At the Inside ETFs conference in late January, Friedman described the advent of nontransparent ETFs as "the next evolution" of ETFs, "how you get active strategies in equity form." He explained, "There have been active strategies to date with fixed income — very successful, but now we're able to bring as an industry to our clients and our shareholders active equity for ETFs." 

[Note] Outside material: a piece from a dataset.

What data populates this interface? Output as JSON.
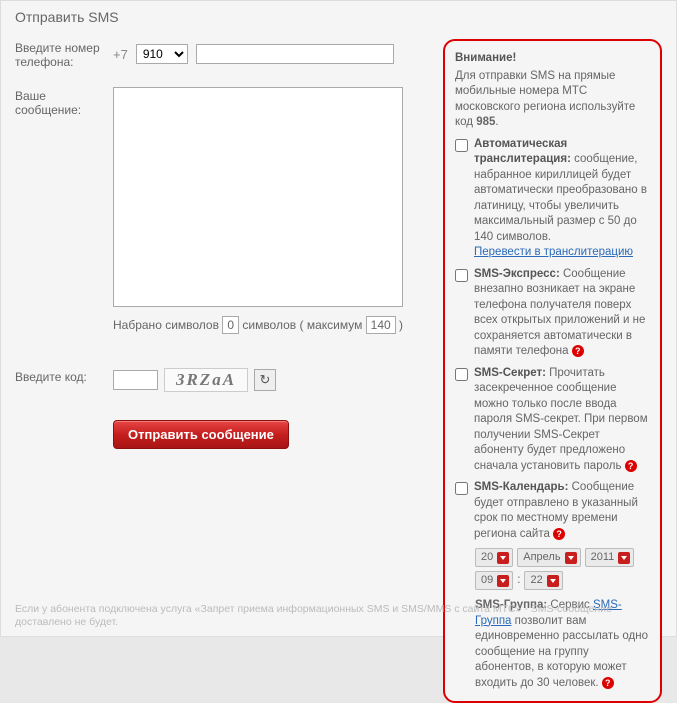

Fidelity is the third asset manager to introduce nontransparent active ETFs, which aim to provide most of the benefits of an ETF such as tax efficiency, trading throughout the day and lower costs along with active management without revealing the manager's "secret sauce" with daily disclosure of holdings. These ETFs are essentially a lower cost alternative to actively managed funds. Many more asset managers are expected to follow either with their own proprietary structure or through licensing structures developed by outside firms.

To date, just two other asset managers have launched nontransparent ETFs: American Century Investments and Clearbridge, in partnership with Legg Mason. Those three ETFs the ClearBridge Focus Value ETF (CFCV) and the American Century Focused Dynamic Growth ETF (FDG) and American Century Focused Large Cap Value ETF (FLV) — all use the ActiveShares structure from Precidian Investments. Under that structure holdings are disclosed quarterly with a 15-day lag and only a representative of the ETF's authorized participants will have knowledge of the fund's daily holdings.

Recently BlackRock filed to license the ActiveShares structure and Goldman filed to license Fidelity's proprietary nontransparent methodology.

In addition to the three new ETFs, Fidelity's ETF lineup includes three actively managed bond ETFs, 14 factor ETFs, 11 passive equity sector ETFs and Fidelity ONEQ, the Nasdaq Composite Index Tracking Stock. Its platform offers individual investors and advisors access to more than 2,000 ETFs, commission-free.